Çimburiyada âdeti, Türkçe ifadesiyle çılbır günü, Bosna’da baharın gelişinin sembolik bir kutlamasıdır. En meşhur yer Zenitsa’dır. Her yıl 21 Mart’ta şafak sökerken, Zenitsa’dan binlerce insan baharın ilk gününü kutlamak için Kamberovića Polje’de, Bosna Nehri kıyısındaki toplanma alanında bir araya gelir. Kutlama, açık havada geleneksel “Čimbura” (çılbır) hazırlanmasıyla başlar. Hatta Zenitsa’dan pek çok kişi, güneş doğduğunda zamanında orada olabilmek için bir gece önceden çadırlarını bile kurar. O gün en cesur olanlar Bosna Nehri’nde yüzme sezonunu açar. Demek ki bu sabah bir ırmak kıyısında yüzme vakti gelmiştir. Günün geri kalanı, tüm şehir için gece geç saatlere kadar süren büyük bir mangal partisini andırır. 21 Mart’ta bir ay sürecek Zenitsa’da Bahar kültür festivali başlar.

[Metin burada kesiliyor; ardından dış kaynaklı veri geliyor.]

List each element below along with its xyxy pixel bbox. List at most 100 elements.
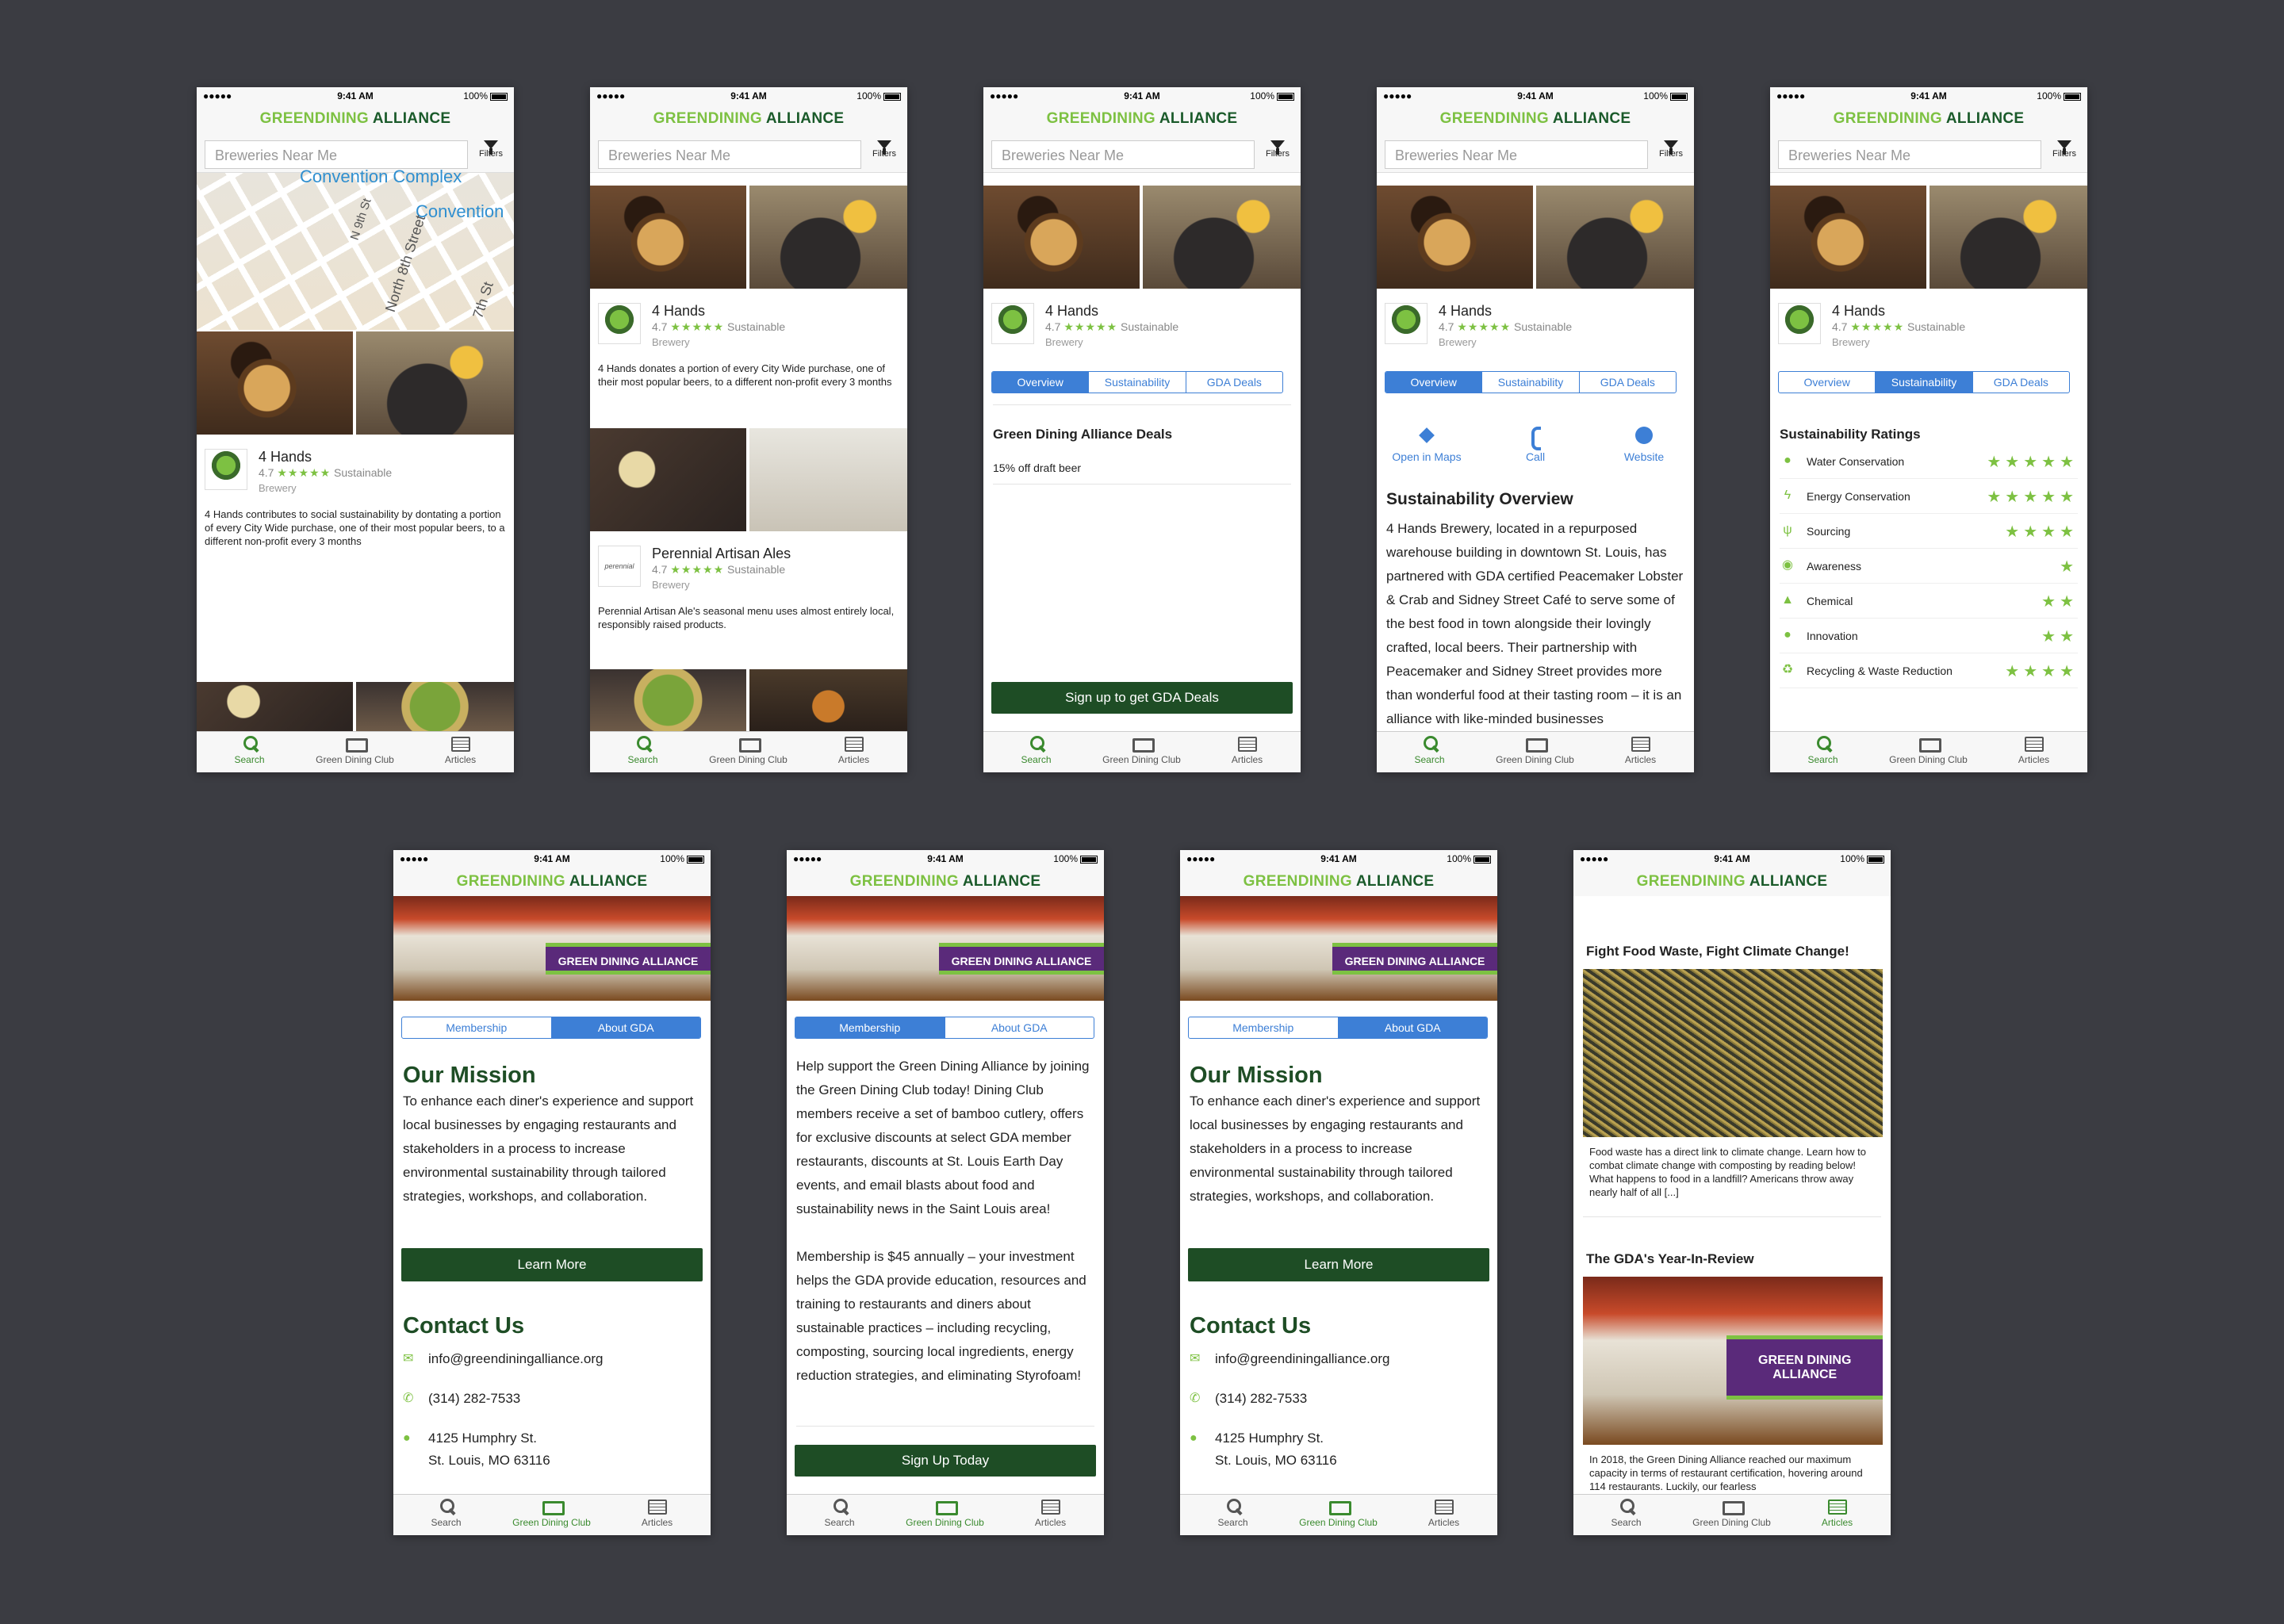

Bu kutlamaya bu yıl biz de katıldık. Büyük bir kazandaki 1000 yumurtalık çılbır, şafak sökerken değil saat on buçukta hazır oldu. Saat on gibi Bosna Irmağı’nın doğu yakasındaki Kamberoviç Parkı’na ulaştık geç kaldığımızı düşünerek. Parktaki yarım saatlik bekleyişten sonra hafta içi olduğundan genelde emeklilerin akın ettiği çılbır sırasına girdik. İtiş kakış arasında çılbırlarımızı alıp parkta ırmak kenarındaki bir masada yedik. Binlerce insan orada toplanmıştı o gün.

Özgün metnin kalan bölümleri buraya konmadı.